La Pologne ranime le souvenir du pianiste Jan Ekier

par

Frédéric Chopin (1810-1849) : Nocturnes op. 27 n° 1 en do dièse mineur et n° 2 en ré bémol majeur ; Etudes op. 10 n° 12 en do mineur et op. 25 n° 2 en fa mineur ; Berceuse op. 57 en ré bémol majeur ; Scherzo op. 31 en si bémol mineur et op. 39 en do dièse mineur ; Valses op. 34 n° 1 en la bémol majeur et op. 64 n° 2 en do dièse mineur. Karol Szymanowski (1882-1937) : 4 Mazurkas op. 50 ; Masques op. 34 : Schéhérazade ; 2 Mazurkas op. 62. Jan Ekier, piano. 1954-1978. Notice en polonais et en anglais. 75.17. Dux 1838.

Décédé à plus de cent ans (1913-2014), le pianiste Jan Ekier, peu connu chez nous, est l’une des figures centrales du piano polonais au XXe siècle. Cet album d’archives historiques vient rappeler son importance tant sur le plan des instances culturelles de son pays que dans le domaine de la pédagogie ou de l’interprétation de Chopin et de Szymanowski. Jan Ekier a été diffusé à l’ère du microsillon par des labels comme Muza, Telefunken, Wifon, Eterna, Karussell ou Erato, qui a accueilli ses magnifiques Polonaises dans la fameuse intégrale Chopin de 25 disques des années 1970, initiée par l’État polonais, luxueux objet de collection, où figuraient près d’une quinzaine de pianiste nationaux, parmi lesquels Wladyslaw Szpilman ou Henryk Sztompka. Ces mêmes Polonaises par Jan Ekier firent l’objet, toujours chez Erato, d’un 33 Tours spécifique dans la série « Fiori musicali », en couplage avec des interprétations de Halina Czerny-Stefanska.

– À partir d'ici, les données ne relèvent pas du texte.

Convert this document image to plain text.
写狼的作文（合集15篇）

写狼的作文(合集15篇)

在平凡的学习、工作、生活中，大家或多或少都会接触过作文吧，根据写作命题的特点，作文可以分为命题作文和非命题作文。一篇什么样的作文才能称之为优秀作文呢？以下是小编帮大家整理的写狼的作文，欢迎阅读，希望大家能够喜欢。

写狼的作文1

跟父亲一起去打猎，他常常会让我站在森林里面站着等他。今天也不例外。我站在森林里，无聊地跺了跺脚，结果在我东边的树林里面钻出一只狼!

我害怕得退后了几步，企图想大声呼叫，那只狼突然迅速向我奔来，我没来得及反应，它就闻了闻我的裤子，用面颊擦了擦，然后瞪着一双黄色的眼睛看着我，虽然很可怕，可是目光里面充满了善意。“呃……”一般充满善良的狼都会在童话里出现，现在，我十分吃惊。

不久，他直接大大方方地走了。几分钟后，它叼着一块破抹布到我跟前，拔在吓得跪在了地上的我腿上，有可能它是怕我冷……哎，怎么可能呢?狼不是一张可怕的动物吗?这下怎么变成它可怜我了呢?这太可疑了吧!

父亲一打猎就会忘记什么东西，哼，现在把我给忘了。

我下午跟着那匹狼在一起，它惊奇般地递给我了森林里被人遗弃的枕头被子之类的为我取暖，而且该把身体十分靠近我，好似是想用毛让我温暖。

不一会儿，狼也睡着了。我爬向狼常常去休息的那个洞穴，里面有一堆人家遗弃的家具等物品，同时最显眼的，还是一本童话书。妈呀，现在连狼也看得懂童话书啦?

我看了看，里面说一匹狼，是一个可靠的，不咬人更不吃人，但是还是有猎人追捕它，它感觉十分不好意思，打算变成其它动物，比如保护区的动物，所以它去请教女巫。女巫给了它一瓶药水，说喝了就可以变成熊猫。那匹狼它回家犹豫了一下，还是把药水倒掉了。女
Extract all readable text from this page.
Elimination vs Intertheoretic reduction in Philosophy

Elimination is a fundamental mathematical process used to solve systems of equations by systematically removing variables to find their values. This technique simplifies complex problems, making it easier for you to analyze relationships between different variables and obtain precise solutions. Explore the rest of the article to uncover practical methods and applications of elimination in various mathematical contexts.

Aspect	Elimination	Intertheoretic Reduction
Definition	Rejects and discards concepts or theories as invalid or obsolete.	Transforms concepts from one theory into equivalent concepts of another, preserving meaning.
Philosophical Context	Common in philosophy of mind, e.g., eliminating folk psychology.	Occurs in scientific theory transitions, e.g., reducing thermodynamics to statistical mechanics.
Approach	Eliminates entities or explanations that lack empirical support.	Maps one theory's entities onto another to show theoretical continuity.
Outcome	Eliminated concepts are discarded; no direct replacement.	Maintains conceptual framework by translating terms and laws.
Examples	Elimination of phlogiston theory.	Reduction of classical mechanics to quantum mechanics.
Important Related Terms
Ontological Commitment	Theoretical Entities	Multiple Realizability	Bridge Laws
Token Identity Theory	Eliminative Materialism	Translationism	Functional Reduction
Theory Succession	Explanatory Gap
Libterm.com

Originaire de Cracovie, Jan Ekier est le fils d’un compositeur amateur et le frère de la pianiste Halina Ekier (1915-1962) qui n’hésitera pas, sous l’occupation, à jouer des compositeurs interdits lors de concerts privés. Jan fait de même, travaille clandestinement pour le Bureau de l’Information et de la Propagande qui informe les autorités polonaises établies à Londres, et écrit des chansons pour soutenir le moral des soldats. Il donne une série de trente concerts dans différents lieux du centre de Varsovie pendant le soulèvement de 1944 contre l’occupant allemand. Avant la guerre, il a étudié le piano à Cracovie avec Olga Stolfowa et a obtenu son diplôme au Conservatoire de Varsovie en 1937, année où il se présente au 3e Concours International Chopin, remporté par le Russe Yakov Zak. Jan Ekier se classe huitième. A cette époque, il donne déjà des concerts et commence à composer, pour le piano et pour orchestre. 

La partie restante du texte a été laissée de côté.